Bochum

VfL Bochum: Geheimtraining zahlt sich erstmals aus

Zurzeit ein Dream-Team in Liga zwei: Torschütze Robbie Kruse (l.) und Passgeber Kevin Stöger nach dem 2:0 gegen Ingolstadt. Foto:Udo Kreikenbohm
Zurzeit ein Dream-Team in Liga zwei: Torschütze Robbie Kruse (l.) und Passgeber Kevin Stöger nach dem 2:0 gegen Ingolstadt. Foto:Udo Kreikenbohm
Foto: WAZ FotoPool

Bochum. Eine einstudierte Freistoßvariante führt zum 1:0 - doch die Gelbe Karte für den Antreiber schmerzt. Fünf Aspekte beim Fußball-Zweitligisten VfL Bochum nach dem 2:0 gegen Ingolstadt.

1 Die Fans

Nur 11 251 Zuschauer wollten die Partie gegen Ingolstadt noch sehen. Minusrekord. Bei den vier Heimspielen bot nur der Auftakt gegen St. Pauli eine aufstiegsreife Kulisse, schon gegen Dresden und Heidenheim war das Stadion halbleer. Und doch: Die Stimmung war nicht erst nach den beiden Treffern gut, die Anhänger unterstützten ihr Team trotz der zwei Pleiten zuvor von Beginn an. Zudem warteten die Fans, wie berichtet, mit einer erstklassigen Choreographie auf - fast genau 20 Jahre nach dem ersten Uefa-Cup-Spiel der Vereinsgeschichte.

2 Die Standardsituationen

Von der schwachen Verteidigung von Standards war an dieser Stelle bereits die Rede - jetzt war es einmal andersherum, wie so vieles an diesem Sonntag im Vergleich zu den Vorwochen.

Die letzten beiden Trainingseinheiten vor einer Partie nutzt Trainer Ismail Atalan ja unter anderem, um im „Geheimtraining“ Freistoß- und Ecken-Varianten einzustudieren.
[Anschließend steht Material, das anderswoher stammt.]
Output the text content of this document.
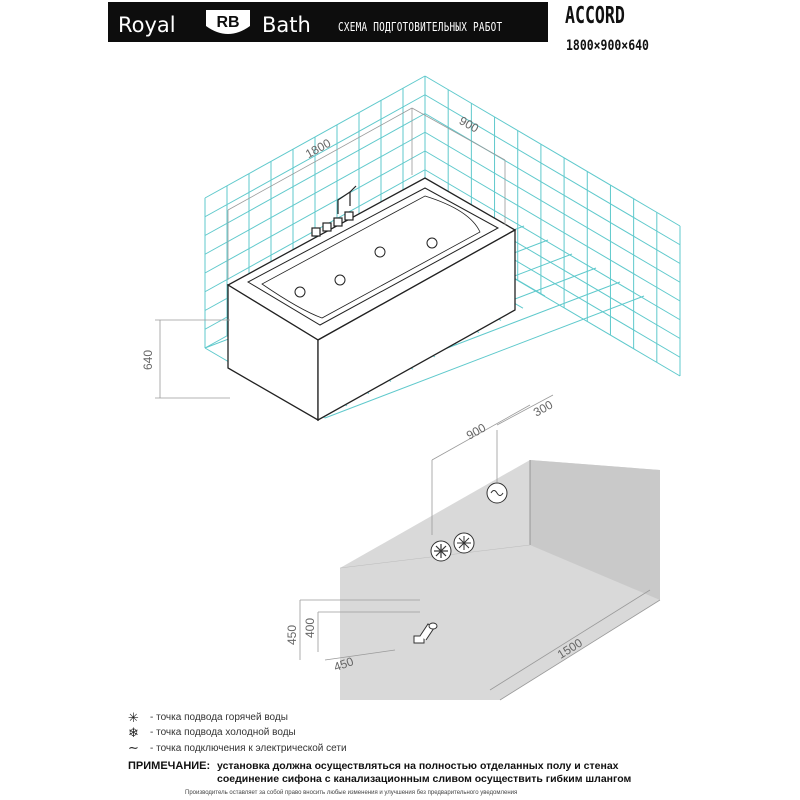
Royal	RB Bath СХЕМА ПОДГОТОВИТЕЛЬНЫХ РАБОТ	ACCORD
1800×900×640
1800
900
640
900
300
1500
450
450 400
✳ - точка подвода горячей воды
❄ - точка подвода холодной воды
∼ - точка подключения к электрической сети
ПРИМЕЧАНИЕ: установка должна осуществляться на полностью отделанных полу и стенах
соединение сифона с канализационным сливом осуществить гибким шлангом
Производитель оставляет за собой право вносить любые изменения и улучшения без предварительного уведомления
Gleich mehrere gab es gegen Ingolstadt zu sehen - eine davon führte zum Erfolg. Kevin Stögers Flachpass an die Strafraumgrenze hämmerte Felix Bastians aus vollem Lauf ins Netz. Auch defensiv gab es eine klare Steigerung.

3 Gift und Galle

„Je weniger Punkte eine Mannschaft hat, desto nervöser wird sie“, räumte Trainer Atalan hinterher ein. Genau dann kommt es umso mehr darauf an, „giftig zu sein in den Zweikämpfen“, so Atalan. „Das waren wir heute.“ Auch in Kiel am Samstag, in jedem Zweitliga-Spiel ist eine energische Zweikampfführung unabdingbar, sie macht „den Unterschied aus“, wie Torwart Manuel Riemann, Bochums klare Nummer eins, feststellte.

4 Die Konter

Dass man die Konter, teils sogar in Überzahl, nicht gut zu Ende spielte, „das muss ich der Mannschaft vorwerfen“, sagte Atalan. Allerdings: „Wenn man zwei Tore schießt, muss das auch mal reichen.“

5 Der Wermutstropfen

Kevin Stöger spielt seit Wochen auf höchstem Liga-Niveau, neben Robbie Kruse ragte der Mittelfeldspieler erneut heraus. Stöger hat richtig Lust auf Fußball, nachdem der 24-Jährige in der Vorsaison unter einem Kreuzbandriss litt. Der Österreicher legt ein enormes Laufpensum hin, sprüht vor Einsatzfreude, spielt starke Pässe in die Tiefe.

Nur: Gegen den FCI kassierte er im achten Einsatz bereits die fünfte Gelbe Karte. Er fällt in Kiel aus. „Kevin ist sehr aktiv, es macht Spaß, ihm zuzusehen“, sagt Atalan, der ihn von der Seite geholt und mehr ins Zentrum, auf die Achterposition gestellt hat. „Es ist schade, wenn so einer ausfällt.“ Aber, so der Coach: „Wir haben viele Alternativen.“ Eine heißt Thomas Eisfeld, der nach überwundenen Rückenproblemen auf einen Einsatz brennt. Auch Görkem Saglam steht bereit.